Сзади, отвлекая меня от дел, звякнула бутылкой Жанна – похоже, решила еще немного тяпнуть, пока на нее не обращают внимание. Пришлось на мгновение отвлечься. Я, походя, взял ее сознание по контроль и, усадив в стоящее у окна кресло, велел спать. Хозяйка тут же мерно засопела, а я вернулся к куску нездоровой плоти, именуемому Вьюном…
Через два часа я вышел на свежий воздух и, присев на вкопанную во дворе дома еще в незапамятные времена скамейку, закурил папиросу. Жанна и Вьюн пребывали в восстановительном трансе и в дополнительном внимании с моей стороны пока что не нуждались. После того, как мне удалось запустить регенеративные процессы внутри изрядно потрепанного организма Вьюна, я осмотрел, с позволения сказать, даму и едва не грохнулся в обморок от обилия в ее организме разного рода инфекций, передаваемых чаще всего половым путем. Дырка представляла собой вопиющий образчик бактериологического оружия – впору забрасывать в тыл к противнику. Но самое главное, она, сама не подозревая того, умудрилась где-то подхватить ВИЧ-инфекцию. Болезнь находилась пока что в зачаточном состоянии, но очень скоро инкубационный период подойдет к концу со всеми вытекающими из этого факта последствиями.
Если какой-нибудь особо занудный и дотошный Эскулап задаст вопрос: «Откуда мне все так хорошо известно о бактериях, вирусах и вообще о строении человеческого организма?» – я лишь разведу руками и застенчиво потуплю глазки – ну не знаю, хоть режьте меня на части. Откуда-то само собой на меня свалилось, типа рояль из кустов выкатили, когда мимо оных знаменитый Ван Клиберн прогуливался. «А вот и ноты к вашим услугам, дорогой наш Харви. Не изволите ли чего-нибудь сбацать для души?» Короче говоря, нечто в этом роде происходит и в моем случае – вперил ум, алчущий познанья, куда надо – и нате вам: и про ВИЧ, и про туберкулез, и кое-что о венерических заболеваниях и так далее. Вообще-то мне и самому было бы интересно узнать, откуда что берется, но калечить психику в безуспешных потугах прямо сейчас найти ответы на все интересующие меня вопросы я не собирался. Самое главное, чтобы столь полезное умение не покидало меня никогда. Ко всему прочему, я – неисправимый оптимист и беззаветно верю, что когда-нибудь все тайное становится явным.

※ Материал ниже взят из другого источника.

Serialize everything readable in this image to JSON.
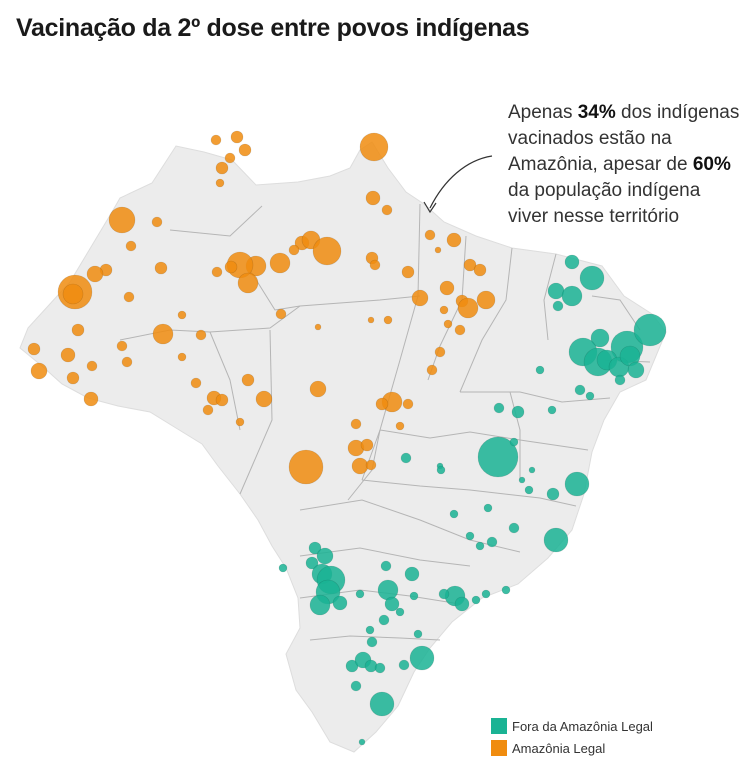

Поскольку регенеративные процессы в организмах обоих страждущих уже запущены, можно было бы отправляться восвояси, но меня так и подмывало сделать еще одну полезную вещь для этих двух людей – вылечить их от алкоголизма. Для этого требовалось, чтобы пациент находился в здравом уме и твердой памяти. Ничего, торопиться особенно некуда, подожду еще с полчасика, заодно кое о чем Вьюна порасспрошу. Как-никак, пока я отлеживался в своей берлоге, сильно от жизни отстал.
Стоял почти по-летнему теплый денек. Я повернул лицо к солнцу и расслабился, впитывая открытыми участками кожи его благодатные лучи. Кажется, на какое-то время я даже отключился. Очнулся, когда до моих ушей из приоткрытой двери дома донесся хриплый спросонья голос хозяйки:
– Ой, чой-то я посередь дня разоспалась?! Ух, ты! А водяры-то еще аж три непочатых пузыря, и в четвертом кое-что осталось! Эй, Вьюн, Вью-у-н, очнись, придурок! Вмазать хошь?..

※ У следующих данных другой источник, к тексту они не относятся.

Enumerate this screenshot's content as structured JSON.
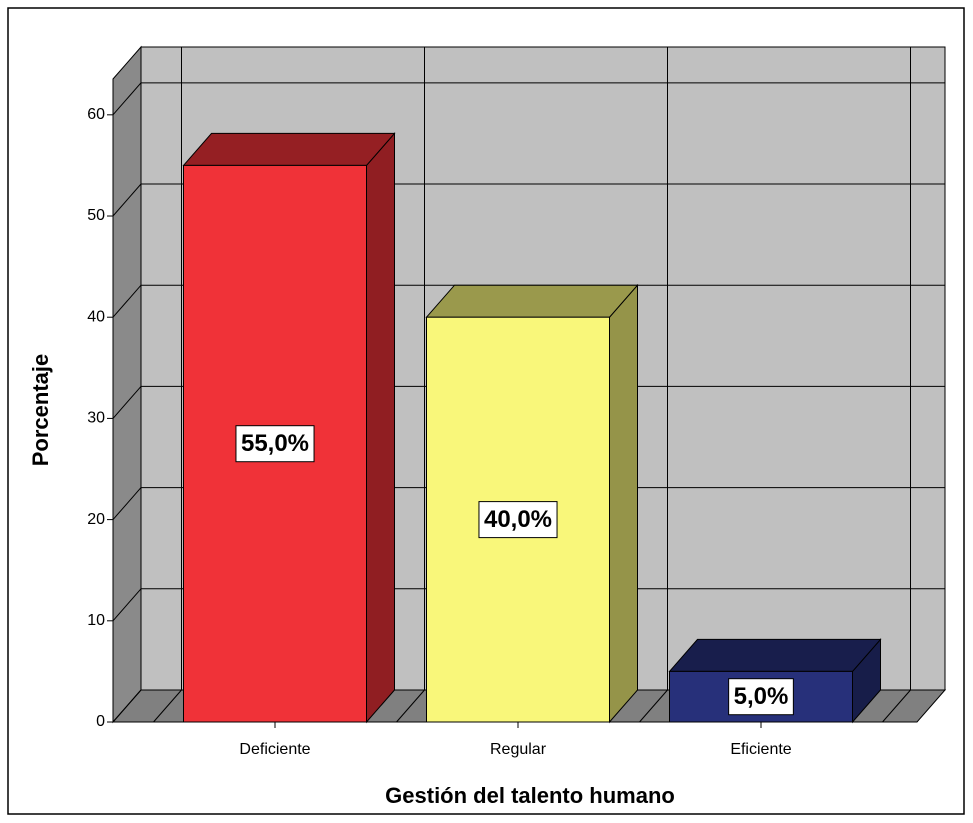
{
  "chart_data": {
    "type": "bar3d",
    "xlabel": "Gestión del talento humano",
    "ylabel": "Porcentaje",
    "categories": [
      "Deficiente",
      "Regular",
      "Eficiente"
    ],
    "values": [
      55,
      40,
      5
    ],
    "value_labels": [
      "55,0%",
      "40,0%",
      "5,0%"
    ],
    "colors": [
      "#f03238",
      "#f9f77a",
      "#27307a"
    ],
    "ylim": [
      0,
      63.5
    ],
    "yticks": [
      0,
      10,
      20,
      30,
      40,
      50,
      60
    ],
    "grid": true
  }
}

Жанна не успела воплотить свое намерение в жизнь, поскольку, как только она собралась налить в свой стакан, я оказался тут как тут. Одного взгляда на хозяйку мне хватило, чтобы в полной мере оценить произошедшие в ней перемены. Лицо зажило и потеряло синюшный оттенок, взгляд прояснился, зубы побелели и выпрямились, а недостающие выросли, даже волосы на ее голове ожили и не свисали слипшимися неухоженными космами, а заблестели, будто их хорошенько помыли и выкрасили.
– Жанна, а ты хочешь завязать с этой бичевской жизнью? – присаживаясь на стул, спросил я. – Ты только взгляни на себя в зеркало – экой кралей стала. Эвон и фингала как ни бывало и от всех твоих трипперов и гепатитов лишь воспоминания остались. Ты только скажи, я тебя вмиг от алкоголизма излечу. И Вьюна заодно. Главное, чтобы вы сами того захотели.

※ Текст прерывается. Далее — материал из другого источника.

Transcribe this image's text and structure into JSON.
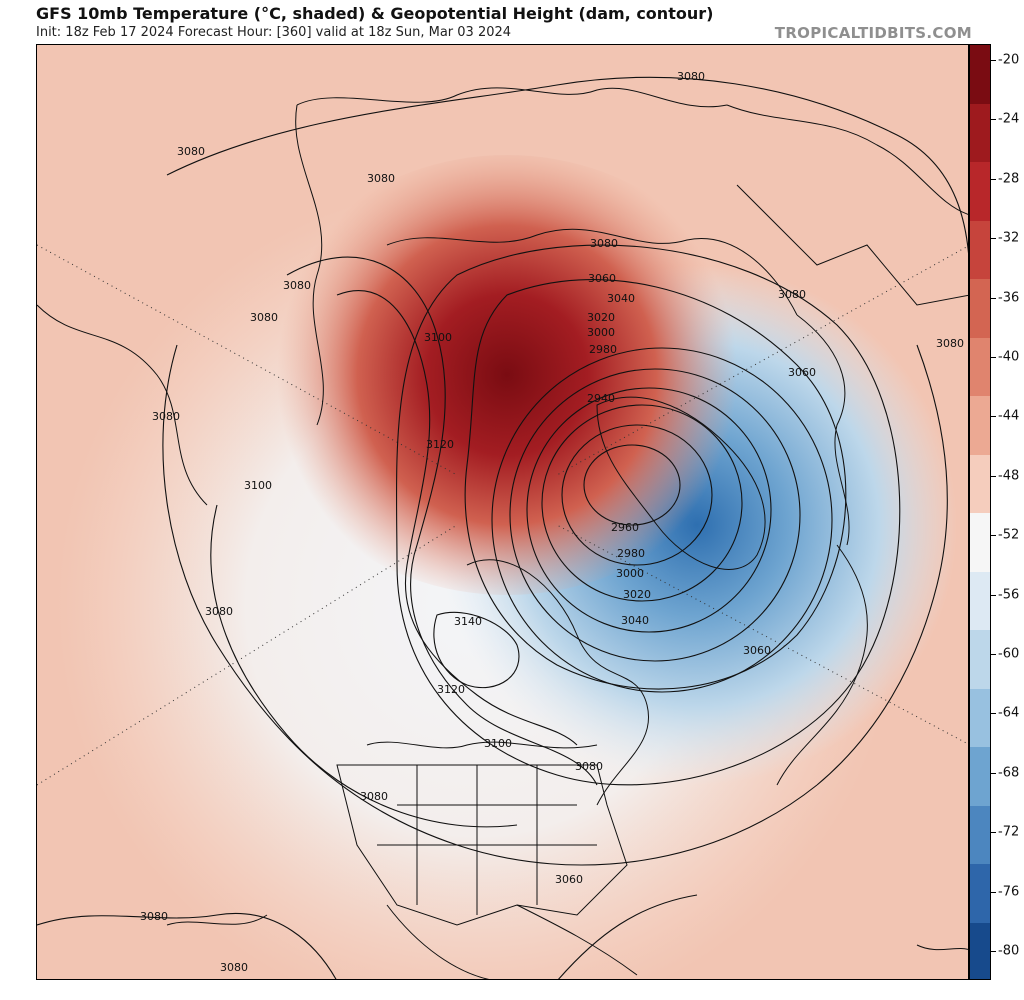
{
  "header": {
    "title": "GFS 10mb Temperature (°C, shaded) & Geopotential Height (dam, contour)",
    "subtitle": "Init: 18z Feb 17 2024   Forecast Hour: [360]   valid at 18z Sun, Mar 03 2024",
    "brand": "TROPICALTIDBITS.COM"
  },
  "colorbar": {
    "labels": [
      "-20",
      "-24",
      "-28",
      "-32",
      "-36",
      "-40",
      "-44",
      "-48",
      "-52",
      "-56",
      "-60",
      "-64",
      "-68",
      "-72",
      "-76",
      "-80"
    ],
    "colors": [
      "#7a0c12",
      "#9e1a1e",
      "#b8272a",
      "#c6443c",
      "#d36552",
      "#e0846e",
      "#eca993",
      "#f5cdbd",
      "#f6f6f6",
      "#dde9f3",
      "#bdd7ea",
      "#98c1e0",
      "#6ea4d0",
      "#4c86bf",
      "#2e66aa",
      "#174a8c"
    ]
  },
  "map": {
    "contours": [
      {
        "label": "3080",
        "key": "c1"
      },
      {
        "label": "3080",
        "key": "c2"
      },
      {
        "label": "3080",
        "key": "c3"
      },
      {
        "label": "3080",
        "key": "c4"
      },
      {
        "label": "3080",
        "key": "c5"
      },
      {
        "label": "3080",
        "key": "c6"
      },
      {
        "label": "3080",
        "key": "c7"
      },
      {
        "label": "3080",
        "key": "c8"
      },
      {
        "label": "3080",
        "key": "c9"
      },
      {
        "label": "3080",
        "key": "c10"
      },
      {
        "label": "3080",
        "key": "c11"
      },
      {
        "label": "3080",
        "key": "c12"
      },
      {
        "label": "3080",
        "key": "c13"
      },
      {
        "label": "3080",
        "key": "c14"
      },
      {
        "label": "3080",
        "key": "c15"
      },
      {
        "label": "3060",
        "key": "c16"
      },
      {
        "label": "3060",
        "key": "c17"
      },
      {
        "label": "3060",
        "key": "c18"
      },
      {
        "label": "3060",
        "key": "c19"
      },
      {
        "label": "3040",
        "key": "c20"
      },
      {
        "label": "3040",
        "key": "c21"
      },
      {
        "label": "3020",
        "key": "c22"
      },
      {
        "label": "3020",
        "key": "c23"
      },
      {
        "label": "3000",
        "key": "c24"
      },
      {
        "label": "3000",
        "key": "c25"
      },
      {
        "label": "2980",
        "key": "c26"
      },
      {
        "label": "2980",
        "key": "c27"
      },
      {
        "label": "2960",
        "key": "c28"
      },
      {
        "label": "2940",
        "key": "c29"
      },
      {
        "label": "3100",
        "key": "c30"
      },
      {
        "label": "3100",
        "key": "c31"
      },
      {
        "label": "3100",
        "key": "c32"
      },
      {
        "label": "3120",
        "key": "c33"
      },
      {
        "label": "3120",
        "key": "c34"
      },
      {
        "label": "3140",
        "key": "c35"
      }
    ]
  }
}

В это время на своем диване заворочался бывший больной. Вьюна так же, как и хозяйку дома, невозможно было узнать. Физиономия полностью зажила, даже уродливый застарелый шрам на щеке бесследно исчез, многочисленные гематомы на теле рассосались.
– Эй, Жанна, чой-то там базарит этот блажной. Гля… сначала водку покупает, а теперь пытается нас от нее отвадить.
– А… Вьюн очухался! – констатировала дама и обратилась ко мне с явной надеждой в голосе: – Так ты можешь сделать так, чтоб мне даже смотреть не нее было противно?
– Как два пальца… – утвердительно кивнул я. – Тут главное – твое согласие.
– Слышь, Вьюн, – Жанна взглянула своими прояснившимися глазами на приятеля, и я автоматически отметил про себя, что в трезвом виде на мордаху она очень даже ничего, – может быть, закодируемся на пару. Одной мне стремно, а вдвоем оно спокойнее. А чо… заживем у меня… на работу устроимся… Сам грил, чо водить машину умеешь, а я швеей могу… Деток нарожаем… хозяйством обзаведемся… а, Вьюн?.. ты вообще-то мне всегда больше других нравился. Ну чо, Вьюн, согласен? Тебя ваще-то как по-настоящему звать, а то все Вьюн, да Вьюн?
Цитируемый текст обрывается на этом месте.